If he beats the separated right shoulder he suffered in a crash in Sweden on Tuesday, the Team GB captain will not lack motivation to put one over his old team for the second time this season.

The top scoring rider in the Elite League led Coventry to a cleansweep of domestic honours last year, then found he was one of the men to go when a reduced points limit meant the team had to be rebuilt.

Eastbourne moved in to take Nicholls on loan and he has been a big favourite around the Arlington terraces since race one back in March.

As luck, or careful scheduling by those in high places, would have it, Eagles were sent to Coventry for their first away meeting of the league season, live on Sky Sports.

Nicholls won his first four races that night as Eastbourne scored an impressive win.

Both teams have under-achieved since then, with Bees' decision to axe Nicholls and keep Chris Bomber' Harris and Aussie Rory Schlein, looking more and more questionable.

Nicholls has clearly got the upper hand over Harris, having beaten his British rival in seven of their last eight head-to-heads in Grands Prix and left him way behind in the league averages.

But the Eagles star still has a point to prove. Which explains why he would love to be there tomorrow, even though Harris is absent thanks to a smash at the Millennium Stadium Nicholls said: "I enjoy racing. I don't get paid when I'm off and I've got a mortgage to pay and a living to earn.

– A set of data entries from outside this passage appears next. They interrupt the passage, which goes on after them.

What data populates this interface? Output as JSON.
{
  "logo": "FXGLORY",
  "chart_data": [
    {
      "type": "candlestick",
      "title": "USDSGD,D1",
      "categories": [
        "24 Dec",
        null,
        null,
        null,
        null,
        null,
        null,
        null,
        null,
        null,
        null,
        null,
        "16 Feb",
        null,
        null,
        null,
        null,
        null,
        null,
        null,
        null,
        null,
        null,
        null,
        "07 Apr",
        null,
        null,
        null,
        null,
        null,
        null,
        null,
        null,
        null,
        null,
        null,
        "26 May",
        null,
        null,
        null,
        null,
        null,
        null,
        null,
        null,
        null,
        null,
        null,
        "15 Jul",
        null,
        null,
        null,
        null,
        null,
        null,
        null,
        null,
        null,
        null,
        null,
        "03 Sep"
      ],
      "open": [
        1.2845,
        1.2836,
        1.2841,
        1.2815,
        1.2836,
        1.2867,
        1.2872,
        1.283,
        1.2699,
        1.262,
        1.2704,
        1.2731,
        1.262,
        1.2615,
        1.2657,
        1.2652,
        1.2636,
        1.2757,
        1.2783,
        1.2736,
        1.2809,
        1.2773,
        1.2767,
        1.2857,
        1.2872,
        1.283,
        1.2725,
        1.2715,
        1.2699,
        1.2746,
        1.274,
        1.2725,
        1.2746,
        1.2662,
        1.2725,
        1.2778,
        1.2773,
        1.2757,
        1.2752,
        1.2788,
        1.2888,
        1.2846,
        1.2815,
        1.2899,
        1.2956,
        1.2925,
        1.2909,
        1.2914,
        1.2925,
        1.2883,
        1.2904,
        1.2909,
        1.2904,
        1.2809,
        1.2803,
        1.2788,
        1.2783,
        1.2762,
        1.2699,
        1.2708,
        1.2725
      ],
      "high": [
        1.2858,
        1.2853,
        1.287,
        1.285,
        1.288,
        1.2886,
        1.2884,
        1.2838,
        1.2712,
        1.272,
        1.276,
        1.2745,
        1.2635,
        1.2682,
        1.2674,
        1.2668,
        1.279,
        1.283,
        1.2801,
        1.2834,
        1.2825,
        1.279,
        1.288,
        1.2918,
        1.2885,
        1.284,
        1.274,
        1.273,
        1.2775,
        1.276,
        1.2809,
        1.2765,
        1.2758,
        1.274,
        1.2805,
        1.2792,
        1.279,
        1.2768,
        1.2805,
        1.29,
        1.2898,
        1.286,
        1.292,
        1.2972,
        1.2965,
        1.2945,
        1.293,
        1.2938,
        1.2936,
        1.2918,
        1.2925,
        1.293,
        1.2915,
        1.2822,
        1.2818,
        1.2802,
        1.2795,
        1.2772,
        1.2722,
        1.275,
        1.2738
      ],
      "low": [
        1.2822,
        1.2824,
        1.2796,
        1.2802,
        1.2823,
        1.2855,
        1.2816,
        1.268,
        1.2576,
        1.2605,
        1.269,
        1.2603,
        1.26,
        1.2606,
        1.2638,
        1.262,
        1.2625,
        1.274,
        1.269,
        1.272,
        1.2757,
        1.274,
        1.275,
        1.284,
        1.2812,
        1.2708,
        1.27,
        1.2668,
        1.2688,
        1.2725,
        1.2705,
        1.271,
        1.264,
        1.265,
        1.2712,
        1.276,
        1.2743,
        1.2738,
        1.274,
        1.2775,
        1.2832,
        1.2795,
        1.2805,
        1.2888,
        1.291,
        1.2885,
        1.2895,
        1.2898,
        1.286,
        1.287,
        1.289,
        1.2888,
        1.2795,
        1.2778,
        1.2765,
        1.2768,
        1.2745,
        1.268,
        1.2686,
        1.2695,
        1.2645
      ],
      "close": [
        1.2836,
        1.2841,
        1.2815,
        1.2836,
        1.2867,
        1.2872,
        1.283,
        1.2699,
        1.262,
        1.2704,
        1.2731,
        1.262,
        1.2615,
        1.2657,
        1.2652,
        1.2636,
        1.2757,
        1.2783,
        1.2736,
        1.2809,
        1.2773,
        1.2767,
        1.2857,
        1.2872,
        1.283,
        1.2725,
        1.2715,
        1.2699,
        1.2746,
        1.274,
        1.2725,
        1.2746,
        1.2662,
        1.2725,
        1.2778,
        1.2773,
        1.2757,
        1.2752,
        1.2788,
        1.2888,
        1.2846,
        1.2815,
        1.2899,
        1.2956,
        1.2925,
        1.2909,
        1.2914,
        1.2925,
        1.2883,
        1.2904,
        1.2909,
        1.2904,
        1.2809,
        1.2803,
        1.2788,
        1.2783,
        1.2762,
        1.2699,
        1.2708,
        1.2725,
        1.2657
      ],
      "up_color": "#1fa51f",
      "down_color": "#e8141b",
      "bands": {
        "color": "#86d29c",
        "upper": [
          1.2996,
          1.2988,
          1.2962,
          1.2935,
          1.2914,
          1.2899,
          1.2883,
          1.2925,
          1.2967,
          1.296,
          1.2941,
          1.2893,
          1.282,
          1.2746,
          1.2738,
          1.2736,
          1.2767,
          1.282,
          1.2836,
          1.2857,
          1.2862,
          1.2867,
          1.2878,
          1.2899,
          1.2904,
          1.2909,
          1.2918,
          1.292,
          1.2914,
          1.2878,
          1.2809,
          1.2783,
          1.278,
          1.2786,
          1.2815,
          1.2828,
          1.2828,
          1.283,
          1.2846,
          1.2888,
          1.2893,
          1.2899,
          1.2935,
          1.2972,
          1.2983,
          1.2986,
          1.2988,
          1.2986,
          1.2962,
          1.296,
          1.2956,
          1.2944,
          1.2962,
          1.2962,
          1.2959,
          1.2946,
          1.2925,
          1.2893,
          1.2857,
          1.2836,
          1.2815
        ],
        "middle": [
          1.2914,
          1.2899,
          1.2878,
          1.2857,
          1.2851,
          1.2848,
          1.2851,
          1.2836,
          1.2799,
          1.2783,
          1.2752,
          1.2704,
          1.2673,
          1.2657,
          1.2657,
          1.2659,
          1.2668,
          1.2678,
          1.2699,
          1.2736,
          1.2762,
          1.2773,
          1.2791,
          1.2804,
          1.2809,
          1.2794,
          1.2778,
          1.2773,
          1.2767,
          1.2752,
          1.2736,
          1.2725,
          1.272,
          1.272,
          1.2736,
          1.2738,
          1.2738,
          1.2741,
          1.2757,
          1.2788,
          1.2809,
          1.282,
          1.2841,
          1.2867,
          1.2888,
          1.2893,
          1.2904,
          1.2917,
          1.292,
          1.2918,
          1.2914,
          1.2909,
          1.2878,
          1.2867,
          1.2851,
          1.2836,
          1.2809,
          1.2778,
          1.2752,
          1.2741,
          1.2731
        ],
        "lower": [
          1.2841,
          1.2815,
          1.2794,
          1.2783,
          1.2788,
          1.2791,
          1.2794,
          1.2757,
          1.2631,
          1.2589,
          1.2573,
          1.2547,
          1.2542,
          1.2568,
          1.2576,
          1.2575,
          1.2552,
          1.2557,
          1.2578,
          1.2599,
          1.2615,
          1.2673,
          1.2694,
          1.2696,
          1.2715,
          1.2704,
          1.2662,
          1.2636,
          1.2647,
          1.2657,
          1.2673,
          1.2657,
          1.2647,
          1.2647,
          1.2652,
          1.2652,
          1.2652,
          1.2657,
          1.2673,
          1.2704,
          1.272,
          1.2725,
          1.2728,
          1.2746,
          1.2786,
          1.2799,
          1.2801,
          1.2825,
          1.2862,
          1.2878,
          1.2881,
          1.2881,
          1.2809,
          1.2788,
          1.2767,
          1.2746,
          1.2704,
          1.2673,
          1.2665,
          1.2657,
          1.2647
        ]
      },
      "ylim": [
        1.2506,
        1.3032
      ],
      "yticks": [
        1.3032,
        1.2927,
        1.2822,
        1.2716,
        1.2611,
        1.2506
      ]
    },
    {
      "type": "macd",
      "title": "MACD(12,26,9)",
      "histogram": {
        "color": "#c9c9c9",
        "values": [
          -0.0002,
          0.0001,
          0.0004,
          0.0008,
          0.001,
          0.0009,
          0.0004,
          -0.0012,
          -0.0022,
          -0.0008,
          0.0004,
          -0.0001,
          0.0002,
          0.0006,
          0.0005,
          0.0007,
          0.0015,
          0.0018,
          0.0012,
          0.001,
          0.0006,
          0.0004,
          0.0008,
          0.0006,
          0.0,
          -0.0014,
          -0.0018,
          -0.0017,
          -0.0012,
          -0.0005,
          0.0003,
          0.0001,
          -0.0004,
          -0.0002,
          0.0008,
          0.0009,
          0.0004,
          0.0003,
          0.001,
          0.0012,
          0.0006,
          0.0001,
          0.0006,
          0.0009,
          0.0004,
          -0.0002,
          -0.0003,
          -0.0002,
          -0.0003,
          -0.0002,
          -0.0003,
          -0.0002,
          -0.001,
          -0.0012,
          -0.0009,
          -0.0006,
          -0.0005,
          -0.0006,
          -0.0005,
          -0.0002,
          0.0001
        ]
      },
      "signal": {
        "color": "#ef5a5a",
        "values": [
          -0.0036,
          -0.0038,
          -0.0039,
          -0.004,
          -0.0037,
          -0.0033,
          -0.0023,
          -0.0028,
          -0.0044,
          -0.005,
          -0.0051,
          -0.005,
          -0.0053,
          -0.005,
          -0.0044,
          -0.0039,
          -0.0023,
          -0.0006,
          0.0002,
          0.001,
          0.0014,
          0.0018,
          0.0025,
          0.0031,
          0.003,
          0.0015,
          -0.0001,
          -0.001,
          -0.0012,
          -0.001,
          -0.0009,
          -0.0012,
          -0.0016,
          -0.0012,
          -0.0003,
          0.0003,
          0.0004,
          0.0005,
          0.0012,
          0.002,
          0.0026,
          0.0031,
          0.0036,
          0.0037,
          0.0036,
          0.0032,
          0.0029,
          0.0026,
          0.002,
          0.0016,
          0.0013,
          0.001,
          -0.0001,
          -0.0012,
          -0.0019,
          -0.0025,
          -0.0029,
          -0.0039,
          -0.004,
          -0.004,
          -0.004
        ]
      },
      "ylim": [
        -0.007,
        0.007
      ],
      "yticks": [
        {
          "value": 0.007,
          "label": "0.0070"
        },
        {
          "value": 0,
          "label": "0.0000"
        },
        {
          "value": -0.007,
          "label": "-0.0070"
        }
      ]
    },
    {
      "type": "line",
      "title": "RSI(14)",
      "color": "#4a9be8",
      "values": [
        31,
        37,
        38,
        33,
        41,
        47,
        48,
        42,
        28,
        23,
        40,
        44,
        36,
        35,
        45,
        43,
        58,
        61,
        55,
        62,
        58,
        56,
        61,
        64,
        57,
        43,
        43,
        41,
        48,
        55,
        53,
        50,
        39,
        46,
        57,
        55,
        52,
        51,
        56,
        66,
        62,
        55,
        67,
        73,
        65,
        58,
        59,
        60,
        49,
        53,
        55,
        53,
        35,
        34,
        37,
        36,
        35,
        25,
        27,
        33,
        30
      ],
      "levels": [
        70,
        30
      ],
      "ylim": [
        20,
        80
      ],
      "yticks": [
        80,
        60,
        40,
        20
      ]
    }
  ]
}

"I enjoy my job and I'm enjoying Eastbourne and the fact it's against Coventry is an added bonus.

"The principles of what happened there left a sour taste. That's nothing against Coventry as a club. If Eastbourne had done that I'd say the same about them.

"I've made it perfectly clear I didn't fall out with the majority of people at Coventry.

"There are two people there who I thought were deceitful and two-faced.

"They weren't straight with me and I've made it perfectly clear to those people how I felt.

"It's not the older people. I've not fallen out with them.

"I still get on very well with (co-promoter) Colin Pratt and (former chief executive) Avtar Sandhu.

"Coventry felt they could build a stronger team without me and in a way I can understand that because my average was higher than Bomber's.

"It's the way it was done. I thought I had a team place, then I was told I didn't."

In fact, as looked likely on that opening Monday night at Brandon, Nicholls' move has been Eastbourne's gain and Coventry's loss.

A 63-29 mauling at Lakeside on Monday left Bees in the relegation play-off zone, though tomorrow's meeting has been rendered something of a lottery due to the ad-hoc nature of both lines-ups.

Lee Richardson and Edward Kennett are both away at GP qualifiers, as are Schlein and Simon Stead of Coventry.

Harris and Arlington specialist Billy Janniro are out injured and there must be a chance Nicholls could join them.

He could leave a decision as late as tomorrow morning but admitted: "It's not looking good.

"I've been told the harder I work the better it will get so that's what I'll do.